On 6 February, two staffers working for DG ITEC - the EP's IT department - presented at the Jahia One conference, which took place in Paris, France. "EP staffers increasingly request on-line tools, and we're guiding them towards the use of Jahia", explained Olivier Peltier, leading the team of IT experts dedicated to the content management system.
The EP started with Jahia for the Intranet of the ISP Unit in 2004. It now has in total 89 websites that are built using this open source solution, 82 on the Intranet and 7 on the Internet. The EP has also contributed code to the CMS. "Jahia 5.6 still has code contributed by us for its LDAP connector", said Christophe Debauche, a CMS expert working for the EP.
The EP has also funded the eponymous, Geneva-based software firm that develops the CMS, to build several features, including the creation of web site templates and the implementation of Webdav, allowing users to work together on documents.
To serve its many websites, the EP mixes open source and proprietary IT solutions. The sites are linked to a proprietary directory service and a proprietary database management system. The open source components include the open source Apache Tomcat Java application servers, the Apach Solr search platform, the HornetQ messaging solution.
DG ITEC plans to upgrade to the next version of the Jahia CMS. One of the aims is to make the hosting of web sites more efficient. The EP's back-up policies restrict how many sites can be run per Tomcat host, team leader Peltier explains. "But Jahia 7 will increase back-up options, so we can increase the number of sites per host."

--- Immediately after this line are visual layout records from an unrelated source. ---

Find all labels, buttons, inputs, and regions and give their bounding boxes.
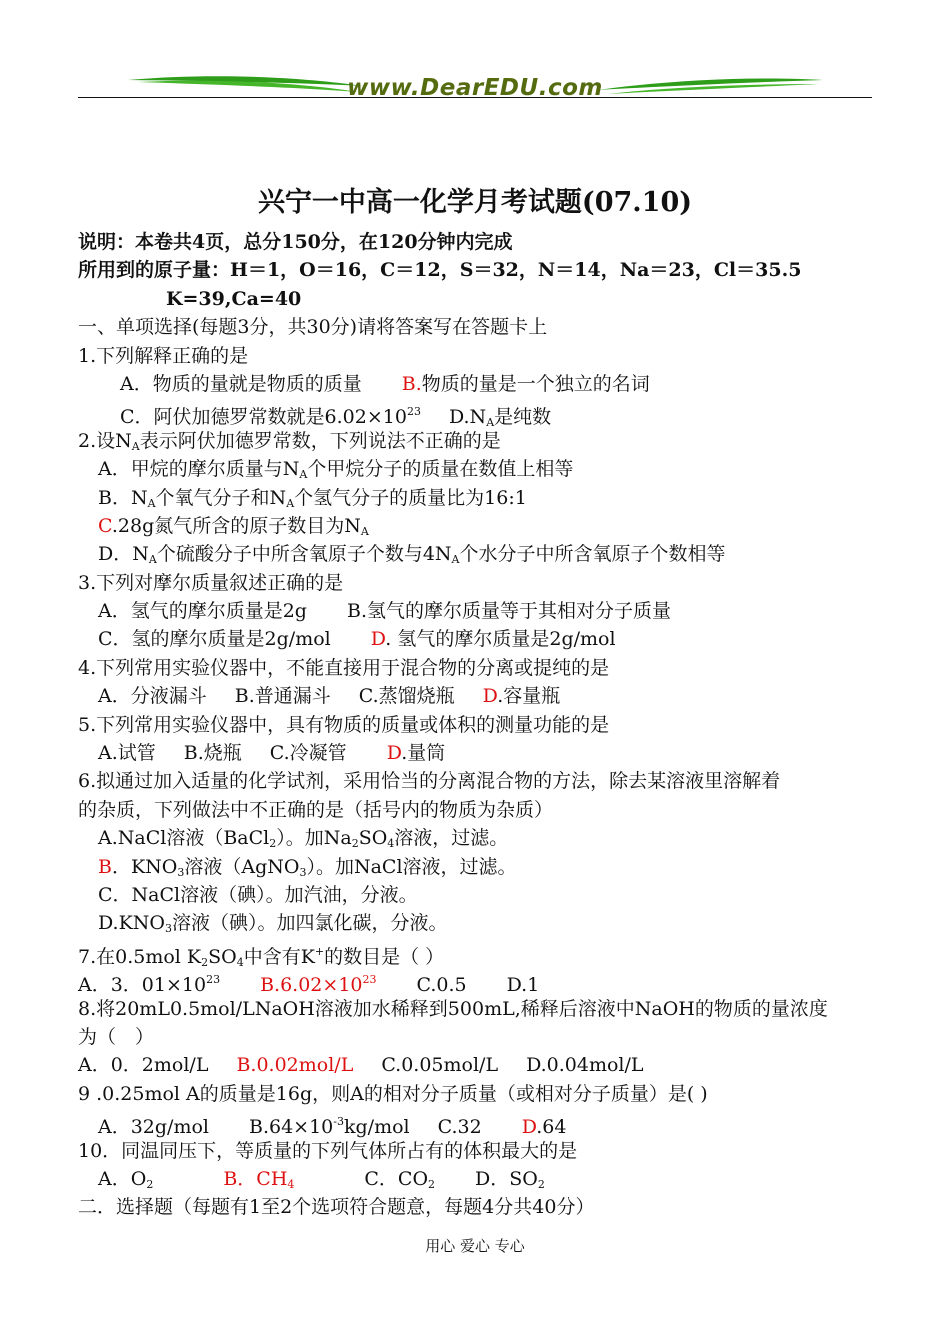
option-b: B.氢气的摩尔质量等于其相对分子质量 — [346, 600, 671, 623]
option-c: C.0.5 — [416, 974, 467, 997]
question-stem: 9 .0.25mol A的质量是16g，则A的相对分子质量（或相对分子质量）是( ) — [78, 1082, 708, 1105]
question-stem: 3.下列对摩尔质量叙述正确的是 — [78, 571, 344, 594]
option-a: A.NaCl溶液（BaCl$_2$）。加$Na_2SO_4$溶液，过滤。 — [98, 827, 509, 851]
option-b: B．$N_A$个氧气分子和$N_A$个氢气分子的质量比为16:1 — [98, 486, 527, 510]
question-stem: 4.下列常用实验仪器中，不能直接用于混合物的分离或提纯的是 — [78, 656, 610, 679]
site-header — [78, 66, 872, 106]
option-a: A．0．2mol/L — [78, 1054, 209, 1077]
option-d: .64 — [536, 1116, 567, 1139]
option-b-answer: B.0.02mol/L — [236, 1054, 354, 1077]
option-b-answer: B．$CH_4$ — [223, 1167, 295, 1191]
option-a: A．3．01×10 — [78, 974, 207, 997]
option-c: C.冷凝管 — [269, 742, 347, 765]
option-c: C．阿伏加德罗常数就是6.02×10 — [120, 406, 407, 429]
page-footer: 用心 爱心 专心 — [425, 1237, 525, 1255]
option-line: A．3．$01\times 10^{23}$ $B.6.02\times 10^{23}$ C.0.5 D.1 — [78, 973, 540, 997]
option-a: A．物质的量就是物质的质量 — [120, 372, 362, 395]
option-line — [78, 625, 878, 653]
option-line — [78, 1051, 878, 1079]
option-line — [78, 682, 878, 710]
option-a: A．甲烷的摩尔质量与$N_A$个甲烷分子的质量在数值上相等 — [98, 458, 574, 482]
option-b-answer: $B.6.02\times 10^{23}$ — [260, 973, 377, 997]
option-d: D．$SO_2$ — [475, 1167, 545, 1191]
option-a: A．氢气的摩尔质量是2g — [98, 600, 307, 623]
option-line: C．阿伏加德罗常数就是$6.02\times 10^{23}$ $D.N_A$是纯数 — [120, 405, 552, 430]
option-b: B.烧瓶 — [183, 742, 242, 765]
option-c: C．NaCl溶液（碘）。加汽油，分液。 — [98, 883, 418, 906]
answer-mark: B. — [401, 372, 422, 395]
option-d: .容量瓶 — [497, 685, 561, 708]
option-c: C.0.05mol/L — [381, 1054, 499, 1077]
question-stem: 的杂质，下列做法中不正确的是（括号内的物质为杂质） — [78, 798, 554, 821]
option-d: D.N — [448, 406, 487, 429]
option-line — [78, 1165, 878, 1193]
option-d: D.1 — [506, 974, 540, 997]
option-c: C.28g氮气所含的原子数目为$N_A$ — [98, 514, 369, 538]
question-stem: 2.设$N_A$表示阿伏加德罗常数，下列说法不正确的是 — [78, 429, 501, 453]
question-stem: 10．同温同压下，等质量的下列气体所占有的体积最大的是 — [78, 1139, 578, 1162]
option-a: A.试管 — [98, 742, 156, 765]
option-c: C．$CO_2$ — [364, 1167, 436, 1191]
answer-mark: D — [482, 685, 498, 708]
option-a: A．32g/mol — [98, 1116, 209, 1139]
site-logo[interactable]: www.DearEDU.com — [347, 75, 603, 101]
exam-body — [78, 228, 878, 1222]
option-d: D．$N_A$个硫酸分子中所含氧原子个数与$4N_A$个水分子中所含氧原子个数相等 — [98, 543, 726, 567]
option-b: 物质的量是一个独立的名词 — [421, 372, 650, 395]
option-c: C.32 — [437, 1116, 482, 1139]
option-b: $B.64\times 10^{-3}kg$/mol — [249, 1115, 410, 1139]
option-line — [78, 370, 878, 398]
option-line — [78, 1108, 878, 1139]
option-c: C.蒸馏烧瓶 — [358, 685, 455, 708]
option-a: A．分液漏斗 — [98, 685, 207, 708]
section-heading: 一、单项选择(每题3分，共30分)请将答案写在答题卡上 — [78, 316, 548, 339]
option-c: C．氢的摩尔质量是2g/mol — [98, 628, 331, 651]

The new version is also going to make creating of new sites and projects effortless, he expects. "We've already organised a few workshops, and shown editors that they can drag and drop modules and templates."
According to Olivier Peltier, the European Parliament's IT department aims to use open source solutions where possible. That has been the policy since 2004, he said. "We prefer talking about open standards, for open source can be misunderstood."